I think that probably 'perfect pitch' is defined most commonly as the ability to recognize pitches. It comes in degrees. As I mentioned, because I was most familiar with the pitches in the violin range, they were easy for me to recognize, or reproduce, but I had more difficulty outside that range. My sister was better - she learned the piano, and her perfect pitch extends to that entire range, plus she can identify every note in a chord.Hink wrote:
If I tune by ear with no tuner I am usually quite accurate as I can hear the oscillation well and I know my intervals well..but that is that perfect pitch or is it a good ear? A good ear is also noticed by how I hear things like compressors breathing, artifacts...ect. A couple weeks ago a friend who plays guitar stopped by for a while and a song we both like came on Music Choice, I turned it off...he freaked.."what's wrong with you?" I explained that I could hear the breathing in the compressors that Music Choice uses.
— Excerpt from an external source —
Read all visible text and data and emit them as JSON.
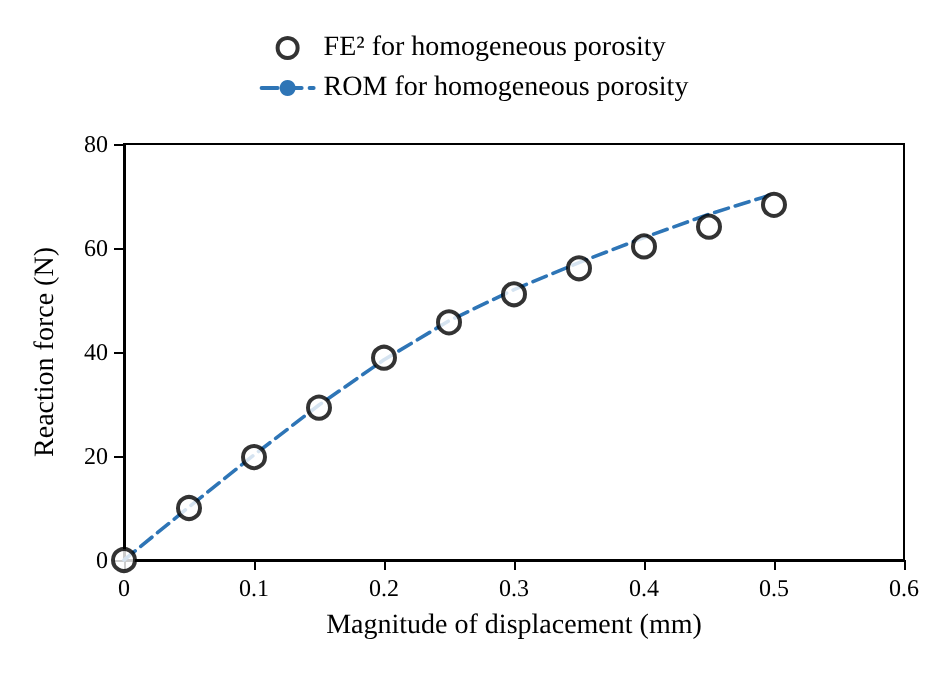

When I went to show him what I meant it was painful....yet he couldn't hear it.
I would imagine that the experience of perfect pitch, being judged by the ability above, might have a different subjective experience from person to person. In my case, there is a quality to different pitches that I recognize. It is so distinctive. The E below middle C, well, it just sounds like the E below middle C. Nothing else sounds like that. It's not consciously a matter of anything else - intervals, other noises, tension in strings. The pitches just have a quality to them. It is really not a matter of recognizing this note, E, which is between two other notes. It is more like the recognition of a color.